Modules based on the Peltier effect are widely used in night-vision devices with a matrix of infrared receivers.Charge-coupled microcircuits (CCDs), which are also used today in digital cameras, require deep cooling to record images in the infrared region. Peltier modules cool infrared detectors in telescopes, active laser elements to stabilize the radiation frequency, crystal oscillators in exact time systems. But these are all military and special applications.

Recently, Peltier modules have found application in household products. Mainly in automotive technology: air conditioners, portable refrigerators, water coolers.

An example of the practical use of the Peltier effect

The most interesting and promising application of modules is computer technology. High-performance microprocessors, processors, and video card chips emit a lot of heat.
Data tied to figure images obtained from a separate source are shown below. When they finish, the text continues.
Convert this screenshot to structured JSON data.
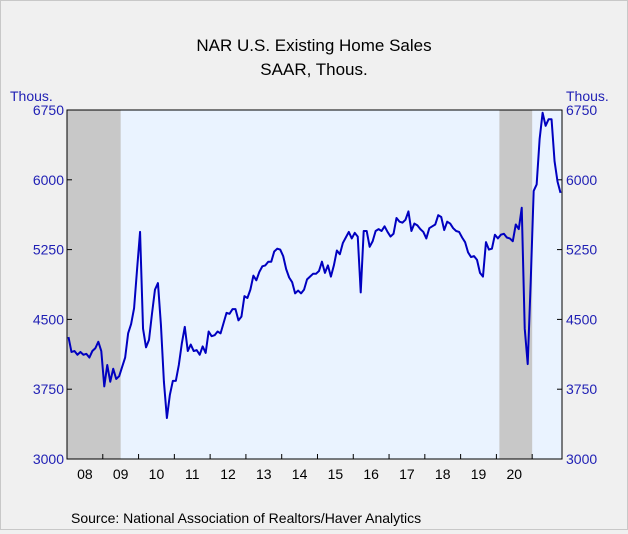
{
  "chart_data": {
    "type": "line",
    "title": "NAR U.S. Existing Home Sales",
    "subtitle": "SAAR, Thous.",
    "units_left": "Thous.",
    "units_right": "Thous.",
    "source": "Source:  National Association of Realtors/Haver Analytics",
    "ylim": [
      3000,
      6750
    ],
    "yticks": [
      3000,
      3750,
      4500,
      5250,
      6000,
      6750
    ],
    "ytick_labels": [
      "3000",
      "3750",
      "4500",
      "5250",
      "6000",
      "6750"
    ],
    "xtick_labels": [
      "08",
      "09",
      "10",
      "11",
      "12",
      "13",
      "14",
      "15",
      "16",
      "17",
      "18",
      "19",
      "20"
    ],
    "start": "2008-01",
    "frequency": "monthly",
    "recessions": [
      {
        "start": "2008-01",
        "end": "2009-06"
      },
      {
        "start": "2020-02",
        "end": "2020-12"
      }
    ],
    "colors": {
      "line": "#0000c0",
      "plot_bg": "#eaf3ff",
      "recession": "#c8c8c8",
      "axis_text": "#1f1fb4"
    },
    "series": [
      {
        "values": [
          4310,
          4150,
          4160,
          4120,
          4150,
          4120,
          4130,
          4090,
          4160,
          4190,
          4260,
          4160,
          3780,
          4010,
          3830,
          3970,
          3860,
          3890,
          3990,
          4090,
          4350,
          4450,
          4620,
          5040,
          5440,
          4400,
          4200,
          4280,
          4560,
          4820,
          4890,
          4440,
          3830,
          3440,
          3690,
          3840,
          3840,
          4010,
          4240,
          4420,
          4160,
          4230,
          4160,
          4170,
          4120,
          4210,
          4140,
          4370,
          4320,
          4330,
          4370,
          4350,
          4460,
          4570,
          4560,
          4610,
          4610,
          4490,
          4530,
          4750,
          4730,
          4820,
          4970,
          4920,
          5010,
          5070,
          5080,
          5120,
          5120,
          5230,
          5260,
          5250,
          5180,
          5040,
          4950,
          4900,
          4780,
          4810,
          4780,
          4820,
          4930,
          4960,
          4990,
          4990,
          5020,
          5120,
          5000,
          5080,
          4960,
          5080,
          5240,
          5200,
          5320,
          5380,
          5440,
          5370,
          5430,
          5390,
          4790,
          5450,
          5450,
          5280,
          5340,
          5450,
          5470,
          5450,
          5500,
          5440,
          5390,
          5420,
          5590,
          5550,
          5540,
          5570,
          5660,
          5450,
          5530,
          5510,
          5470,
          5440,
          5370,
          5480,
          5500,
          5520,
          5620,
          5600,
          5460,
          5550,
          5530,
          5480,
          5450,
          5440,
          5380,
          5330,
          5220,
          5170,
          5180,
          5140,
          5000,
          4960,
          5330,
          5250,
          5260,
          5410,
          5370,
          5410,
          5420,
          5380,
          5370,
          5340,
          5520,
          5470,
          5700,
          4400,
          4020,
          4900,
          5880,
          5950,
          6440,
          6720,
          6580,
          6650,
          6650,
          6200,
          5980,
          5860
        ]
      }
    ]
  }
}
To cool them, high-speed fans are used, which create significant acoustic noise. The use of Peltier modules as part of combined cooling systems eliminates noise with significant heat removal.

Compact USBcooler using Peltier modules

And, finally, a logical question: will Peltier modules replace conventional cooling systems in compression household refrigerators? Today it is unprofitable in terms of efficiency (low efficiency) and price. The cost of powerful modules is still quite high.

But technology and materials science do not stand still. It is impossible to exclude the possibility of the appearance of new, cheaper materials with high efficiency and a high Peltier coefficient. Already today there are reports from research laboratories about the amazing properties of nanocarbon materials that can radically change the situation with efficient cooling systems.

There have been reports of high thermoelectric figure of merit of clastrates - solid solutions similar in structure to hydrates. When these materials come out of research laboratories, completely silent coolers with unlimited service life will replace our usual home models.

P.S. OneOh of the most interesting features thermoelectric technology is that she can Not only use electrical energy to get heat and cold, but also thanks to her canbut start the reverse process, and, for example, get electric energy from heat.  

An example of how you can get electricity from heat from using thermoelectric module (thermoelectric generator) look at this video:

What do you think about this? Waiting for your comments!